The good news is that we have a new standard for assessing cybersecurity requirements at our fingertips. But unfortunately, even this standard will not provide a presumption of conformity.
But first things first:
Currently, the most important standard for assessing the cybersecurity of IoT end-user devices ("Internet-of-Things") is ETSI EN 303 645 V2.1.1 (2020-06) (Basic Requirements). This standard was originally developed by ETSI and is now managed by ETSI, CEN and CENELEC under a joint agreement.
On March 22, 2022, a "vertical" and thus product-specific standard appeared – ETSI TS 103 848 V1.1.1 (2022-03) – which addresses the above-mentioned basic requirements and tailors them to home gateways.
Home gateways are found in almost all households with Internet access. This is the interface to the outside world to the Internet Service Provider (ISP) – i.e. the provider who provides the Internet access. On the inside, we see the WLAN or LAN interfaces to connect our end devices to the Internet.
The provisions listed in this document are supported by a preceding threat analysis according to ETSI TR 103 743, which addresses attacks from the outside (WAN, ISP) and from the inside (LAN). Deviating possibilities for compromise (e.g. within the supply chain) are not addressed here.

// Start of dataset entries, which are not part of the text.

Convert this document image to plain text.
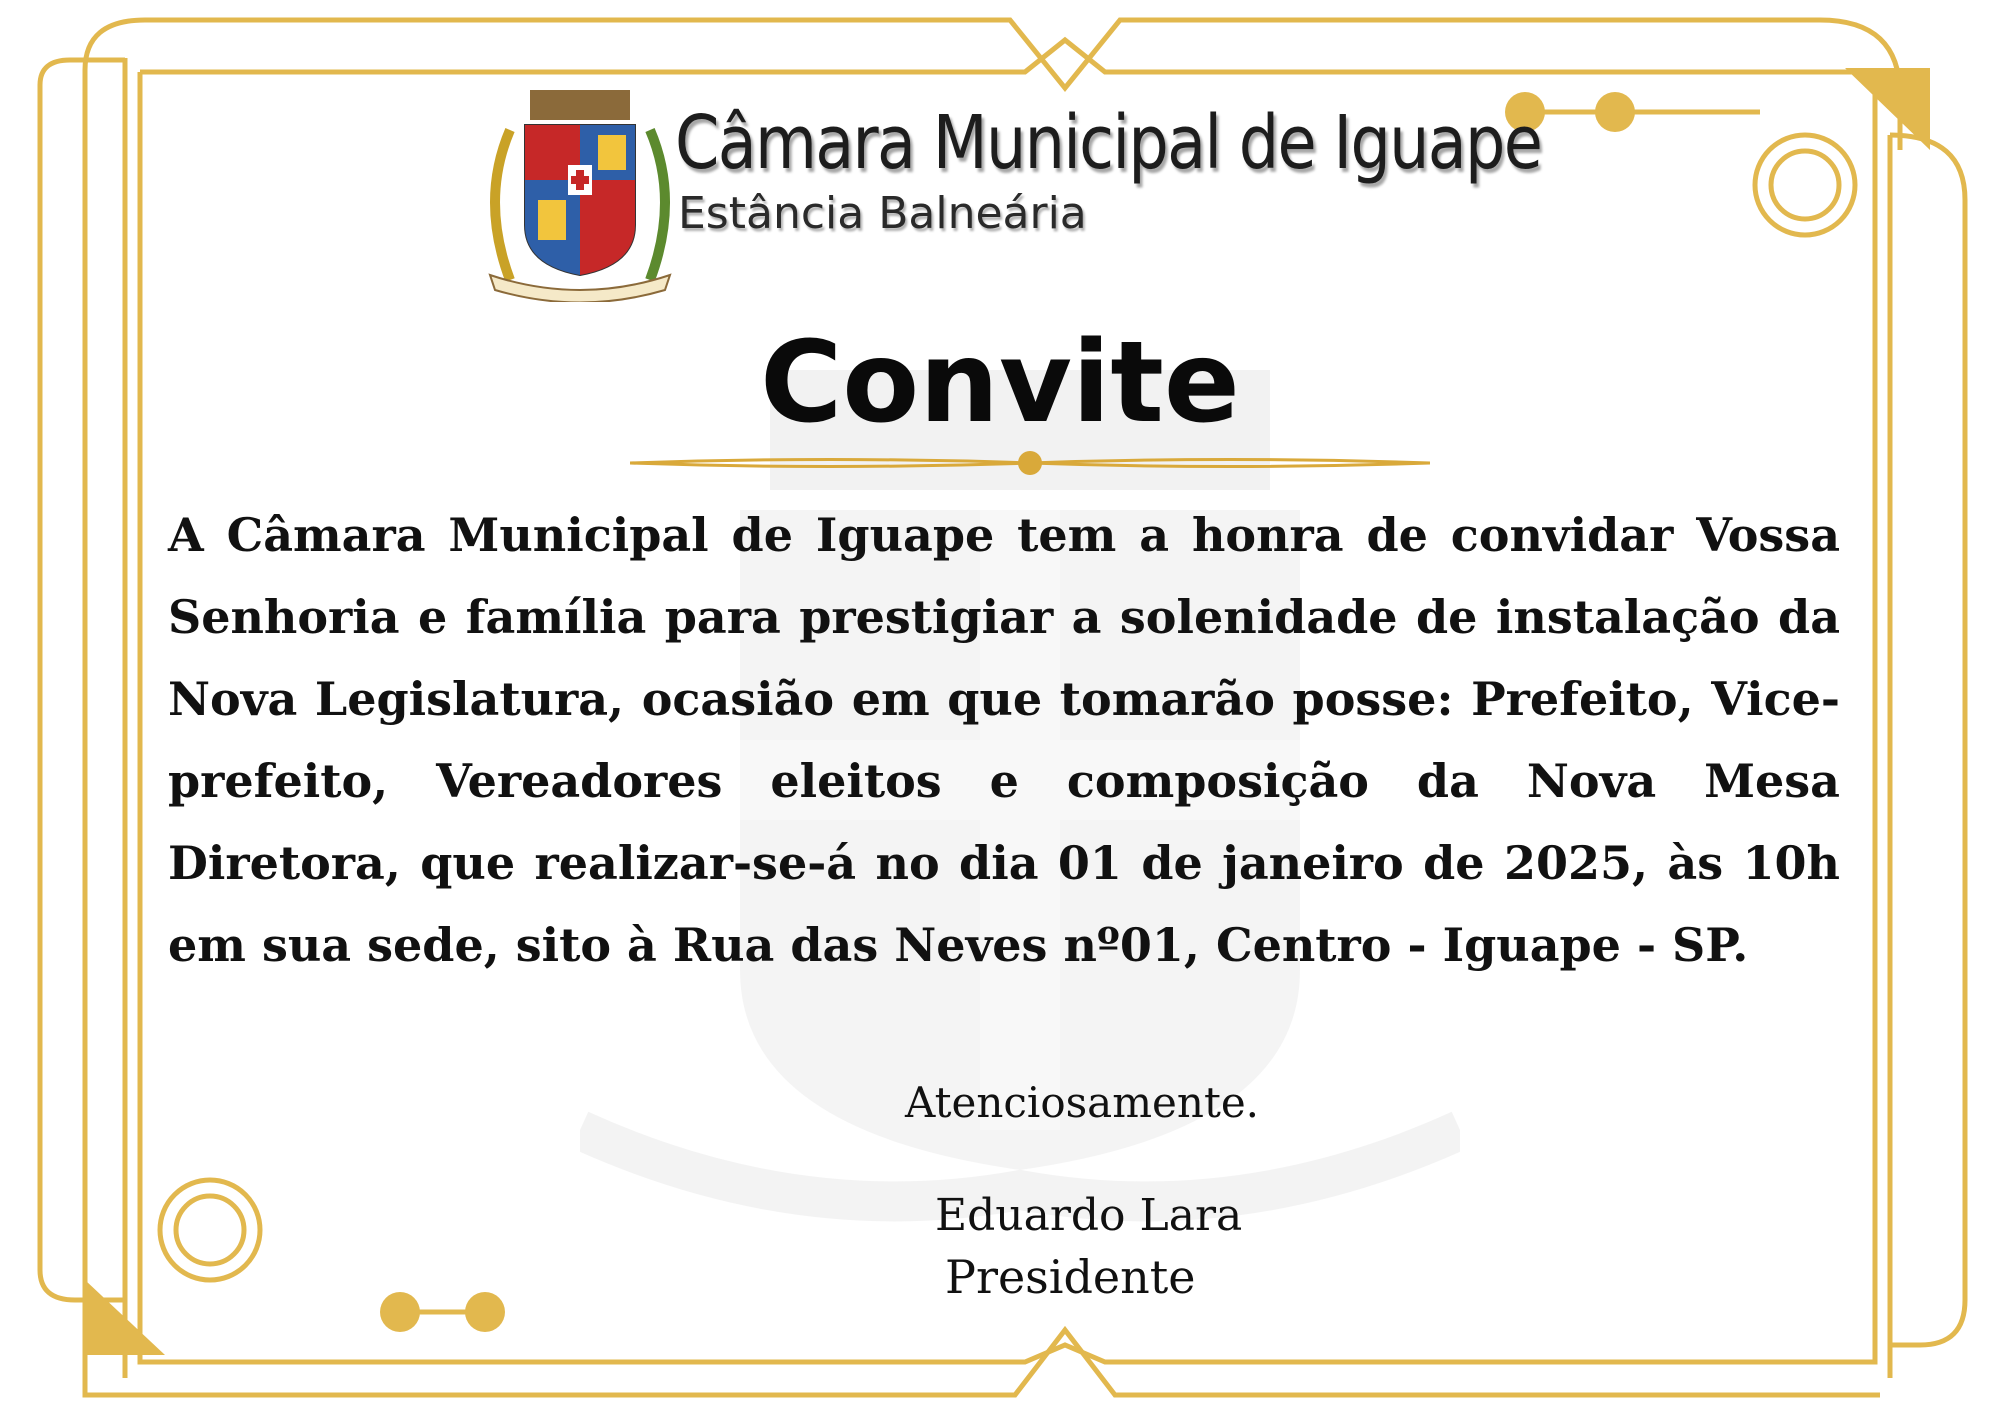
Câmara Municipal de Iguape
Estância Balneária
Convite
A Câmara Municipal de Iguape tem a honra de convidar Vossa Senhoria e família para prestigiar a solenidade de instalação da Nova Legislatura, ocasião em que tomarão posse: Prefeito, Vice-prefeito, Vereadores eleitos e composição da Nova Mesa Diretora, que realizar-se-á no dia 01 de janeiro de 2025, às 10h em sua sede, sito à Rua das Neves nº01, Centro - Iguape - SP.
Atenciosamente.
Eduardo Lara
Presidente
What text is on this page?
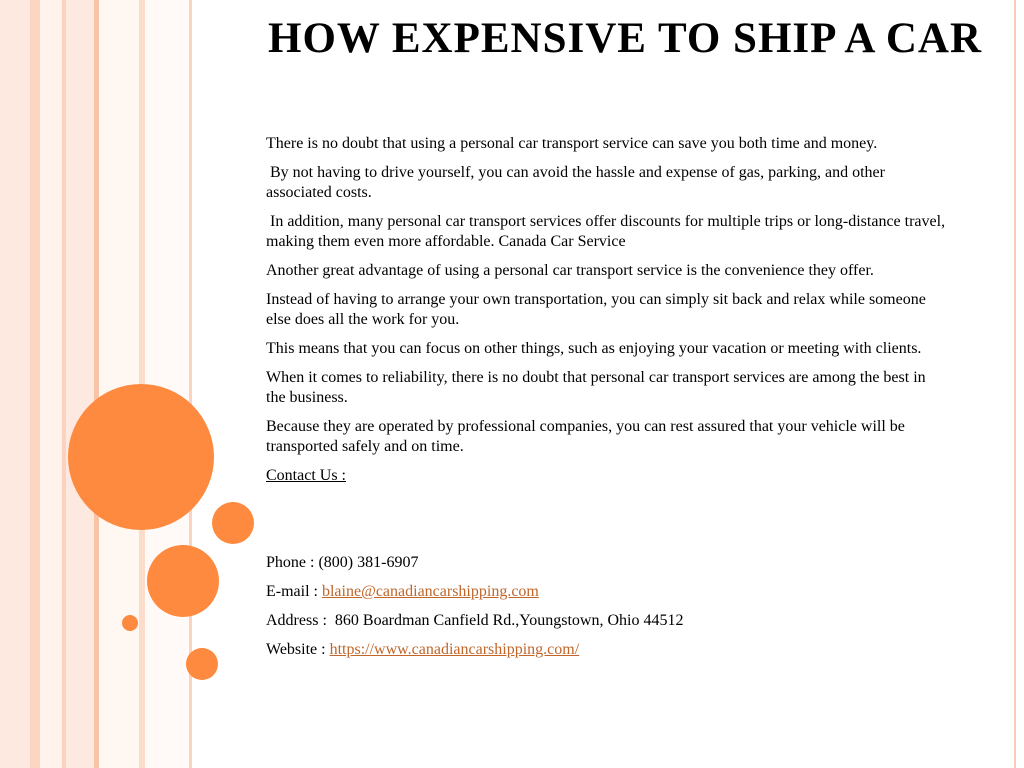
HOW EXPENSIVE TO SHIP A CAR

There is no doubt that using a personal car transport service can save you both time and money.

By not having to drive yourself, you can avoid the hassle and expense of gas, parking, and other associated costs.

In addition, many personal car transport services offer discounts for multiple trips or long-distance travel, making them even more affordable. Canada Car Service

Another great advantage of using a personal car transport service is the convenience they offer.

Instead of having to arrange your own transportation, you can simply sit back and relax while someone else does all the work for you.

This means that you can focus on other things, such as enjoying your vacation or meeting with clients.

When it comes to reliability, there is no doubt that personal car transport services are among the best in the business.

Because they are operated by professional companies, you can rest assured that your vehicle will be transported safely and on time.

Contact Us :

Phone : (800) 381-6907
E-mail : blaine@canadiancarshipping.com
Address :  860 Boardman Canfield Rd.,Youngstown, Ohio 44512
Website : https://www.canadiancarshipping.com/
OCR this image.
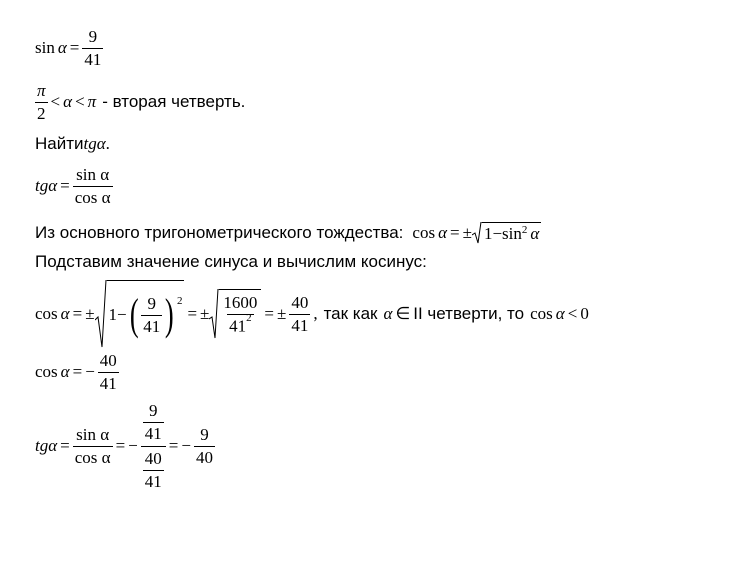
$\sin \alpha = \frac{9}{41}$
$\frac{\pi}{2} < \alpha < \pi$ - вторая четверть.
Найти tgα .
$tg\alpha = \frac{\text{sin α}}{\text{cos α}}$
Из основного тригонометрического тождества: cos α = ± $1 - \sin^2 \alpha$
Подставим значение синуса и вычислим косинус:
cos α = ± 1 − ( $\frac{9}{41}$ ) $^2$
= ± $\frac{1600}{41^2}$ = ± $\frac{40}{41}$ , так как α ∈ II четверти, то cos α < 0
cos α = − $\frac{40}{41}$
$tg\alpha = \frac{\text{sin α}}{\text{cos α}}$ = − $\frac{\frac{9}{41}}{\frac{40}{41}}$ = − $\frac{9}{40}$
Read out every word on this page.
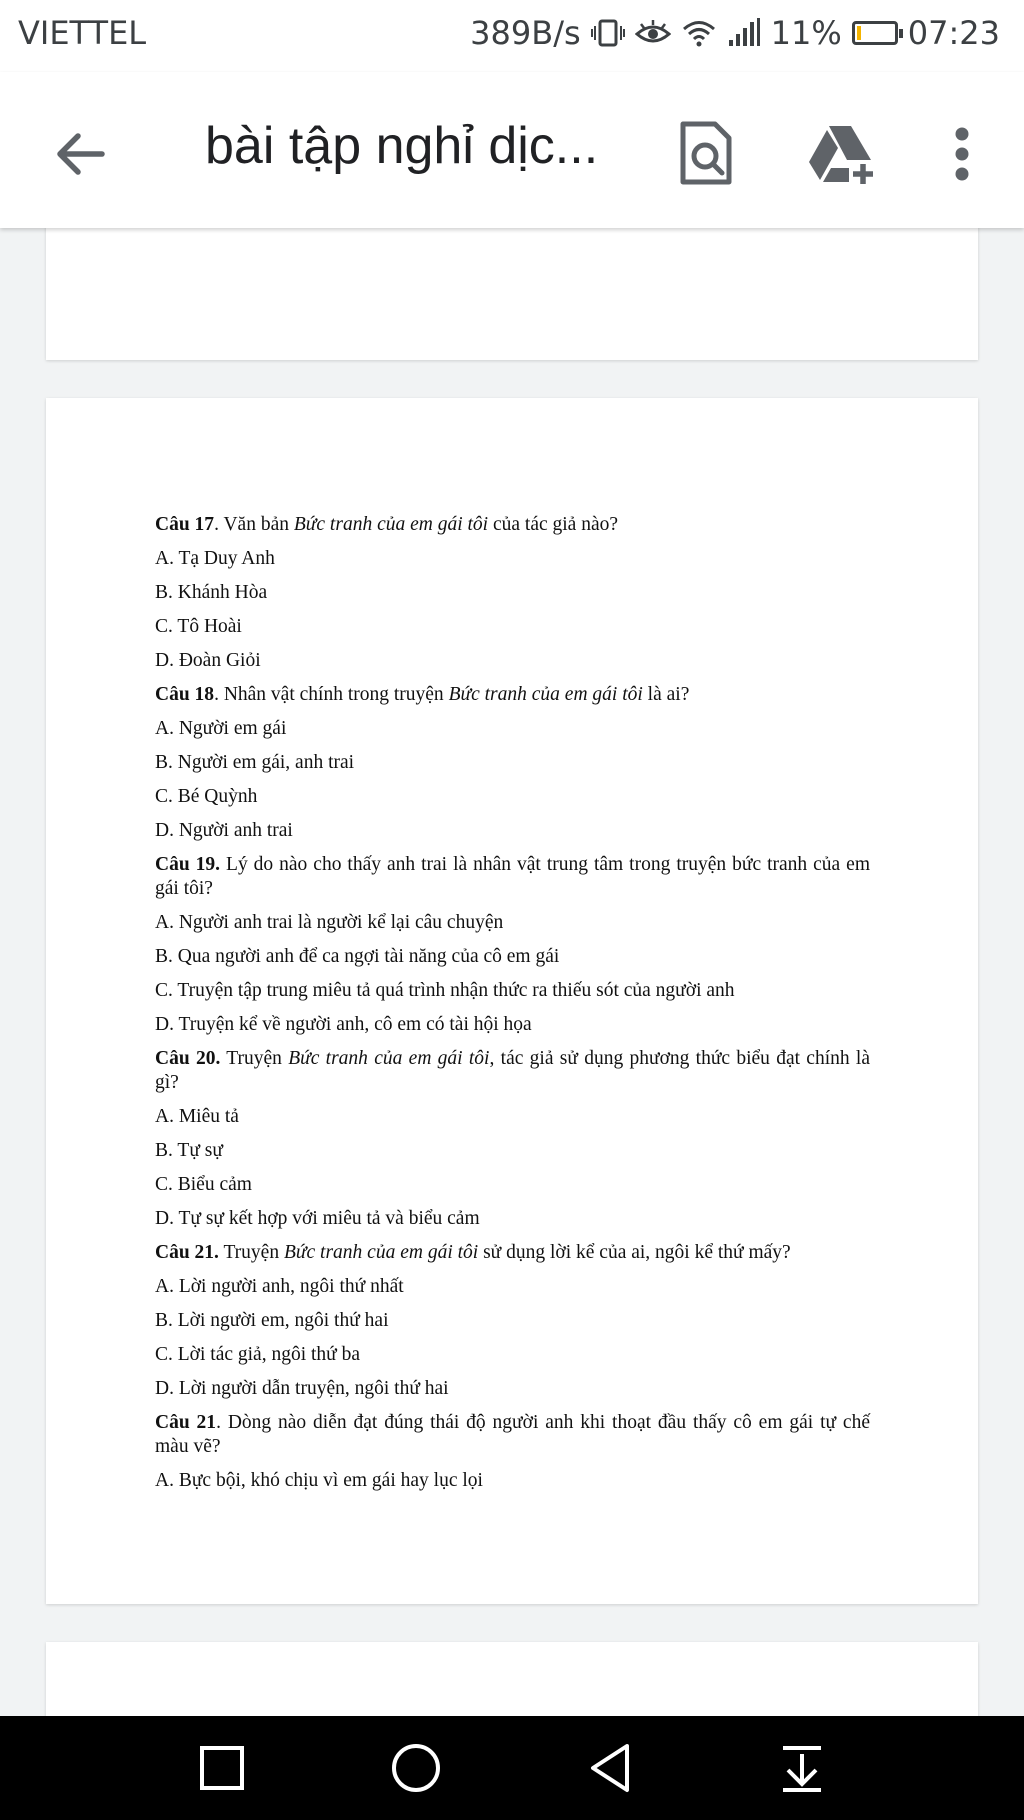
VIETTEL	389B/s	11% 07:23
bài tập nghỉ dịc...
Câu 17. Văn bản Bức tranh của em gái tôi của tác giả nào?
A. Tạ Duy Anh
B. Khánh Hòa
C. Tô Hoài
D. Đoàn Giỏi
Câu 18. Nhân vật chính trong truyện Bức tranh của em gái tôi là ai?
A. Người em gái
B. Người em gái, anh trai
C. Bé Quỳnh
D. Người anh trai
Câu 19. Lý do nào cho thấy anh trai là nhân vật trung tâm trong truyện bức tranh của em gái tôi?
A. Người anh trai là người kể lại câu chuyện
B. Qua người anh để ca ngợi tài năng của cô em gái
C. Truyện tập trung miêu tả quá trình nhận thức ra thiếu sót của người anh
D. Truyện kể về người anh, cô em có tài hội họa
Câu 20. Truyện Bức tranh của em gái tôi, tác giả sử dụng phương thức biểu đạt chính là gì?
A. Miêu tả
B. Tự sự
C. Biểu cảm
D. Tự sự kết hợp với miêu tả và biểu cảm
Câu 21. Truyện Bức tranh của em gái tôi sử dụng lời kể của ai, ngôi kể thứ mấy?
A. Lời người anh, ngôi thứ nhất
B. Lời người em, ngôi thứ hai
C. Lời tác giả, ngôi thứ ba
D. Lời người dẫn truyện, ngôi thứ hai
Câu 21. Dòng nào diễn đạt đúng thái độ người anh khi thoạt đầu thấy cô em gái tự chế màu vẽ?
A. Bực bội, khó chịu vì em gái hay lục lọi
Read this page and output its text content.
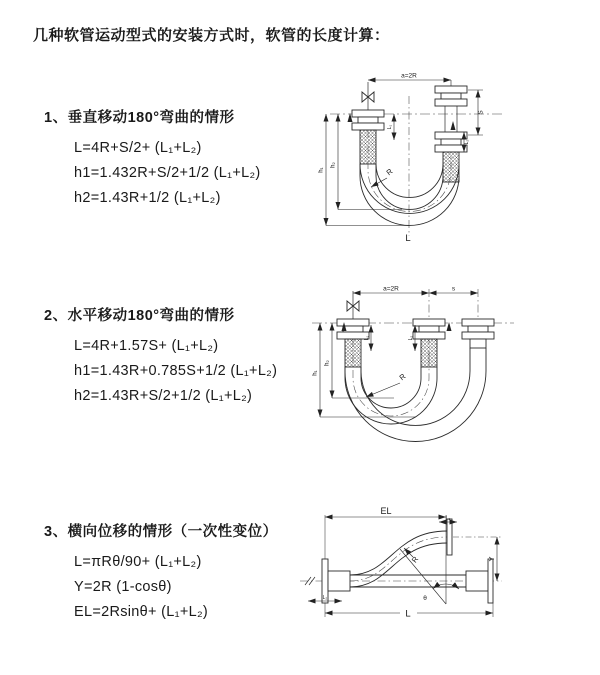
几种软管运动型式的安装方式时，软管的长度计算：
1、垂直移动180°弯曲的情形
L=4R+S/2+ (L₁+L₂)
h1=1.432R+S/2+1/2 (L₁+L₂)
h2=1.43R+1/2 (L₁+L₂)
2、水平移动180°弯曲的情形
L=4R+1.57S+ (L₁+L₂)
h1=1.43R+0.785S+1/2 (L₁+L₂)
h2=1.43R+S/2+1/2 (L₁+L₂)
3、横向位移的情形（一次性变位）
L=πRθ/90+ (L₁+L₂)
Y=2R (1-cosθ)
EL=2Rsinθ+ (L₁+L₂)
a=2R
S
L₂
L₁
h₁
h₂
R
L
a=2R	s
h₁
h₂
L₁	L₂
R
EL
L₁
Y
L₂
L
R
θ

To put the news presented here in context, let's travel back in time a few months.
RED 2014/53/EU - Essential requirements of Article 3, paragraph 3(d), (e) and (f)
On January 12, 2022, additional essential requirements for radio products for activation were announced in the Official Journal of the European Union (L7:2022), to be mandatory from August 1, 2024.
In addition to the already known essential requirements on health and product safety in Article 3 (1) (a), electromagnetic compatibility in Article 3 (1) (b) and radio spectrum in Article 3 (2), three subparagraphs of Article 3 (3) are now activated.
The subparagraphs with the letters d, e and f define - in brief - the harmless use of the network (d), the protection of personal data as well as privacy (e) and the protection against fraud (f). In practice, the latter point can be seen, for example, in the secure transfer of money, monetary assets or virtual currencies.
Harmonized Standards and OJEU Listing
For market access in the European Union, harmonized European standards (hEN) are to be drawn up in preference, which develop their presumption of conformity through their naming in the OJEU. The application of a hEN gives presumption of conformity with an essential requirement of a directive (or regulation).
However, the ETSI standards presented at the beginning do not meet the requirements of a harmonized European standard (hEN) and will therefore not be cited in the OJEU.
We are currently in a preliminary phase of standards development. The challenge is to draft standards that can name objective requirements and prove them by functional tests. Any subjective (non-specific or non-verifiable) requirement in a standard will prevent its gazette citation.
The suitability of standards is evaluated by an appointed expert (HAS consultant). A checklist of six pages serves as the basis for this evaluation, although the described objectivity of requirements accounts for only one item (4.5) on the checklist.
It is by no means guaranteed that the required objective and testable requirements can be found in the near future. Moreover, there is currently no mandate from the EU to commission one of the standards organizations mentioned (ETSI, CEN or CENELEC) to develop such a standard.